A construção do Estado Democrático de Direito como meio garantidor dos direitos fundamentais está intimamente ligada à idéia de efetividade irrestrita das normas constitucionais. Definitivamente não é mais concebível a atuação de normas desprovidas de qualquer aplicabilidade. Estas devem sim guardar direta correlação com os anseios sociais e visando implementar melhores condições da coexistência humana.

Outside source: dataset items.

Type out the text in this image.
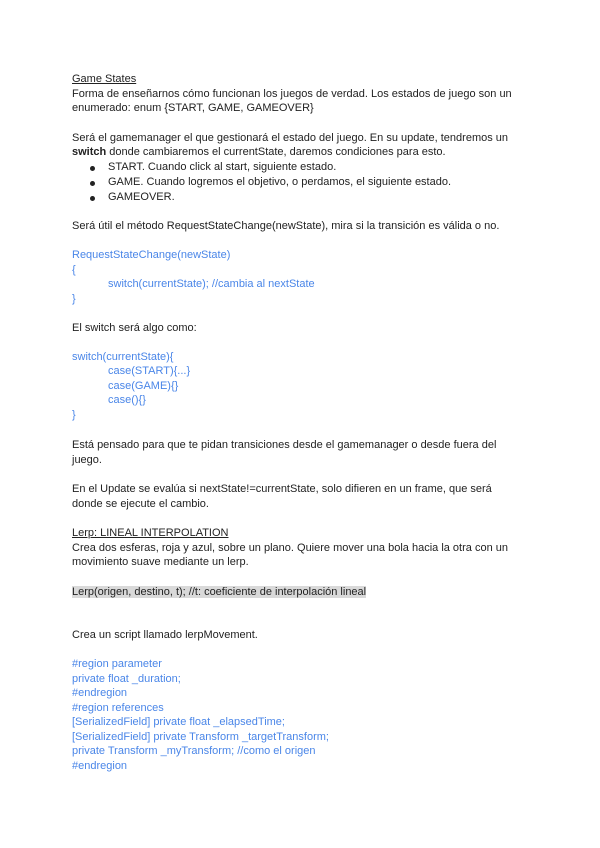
Game States
Forma de enseñarnos cómo funcionan los juegos de verdad. Los estados de juego son un
enumerado: enum {START, GAME, GAMEOVER}
Será el gamemanager el que gestionará el estado del juego. En su update, tendremos un
switch donde cambiaremos el currentState, daremos condiciones para esto.
START. Cuando click al start, siguiente estado.
GAME. Cuando logremos el objetivo, o perdamos, el siguiente estado.
GAMEOVER.
Será útil el método RequestStateChange(newState), mira si la transición es válida o no.
RequestStateChange(newState)
{
switch(currentState); //cambia al nextState
}
El switch será algo como:
switch(currentState){
case(START){...}
case(GAME){}
case(){}
}
Está pensado para que te pidan transiciones desde el gamemanager o desde fuera del
juego.
En el Update se evalúa si nextState!=currentState, solo difieren en un frame, que será
donde se ejecute el cambio.
Lerp: LINEAL INTERPOLATION
Crea dos esferas, roja y azul, sobre un plano. Quiere mover una bola hacia la otra con un
movimiento suave mediante un lerp.
Lerp(origen, destino, t); //t: coeficiente de interpolación lineal
Crea un script llamado lerpMovement.
#region parameter
private float _duration;
#endregion
#region references
[SerializedField] private float _elapsedTime;
[SerializedField] private Transform _targetTransform;
private Transform _myTransform; //como el origen
#endregion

Partindo de idéias aparentemente inconciliáveis, o Estado Democrático de Direito surge como ponto inicial da interdependência necessária entre soberania popular e direitos fundamentais. Adotando a concepção de nexo interno entre soberania popular e direitos humanos e intersubjetivismo das relações sociais, o Estado tende a se humanizar e servir como instrumento respeitado, e não meramente imposto, para a regulação da vida em coletividade.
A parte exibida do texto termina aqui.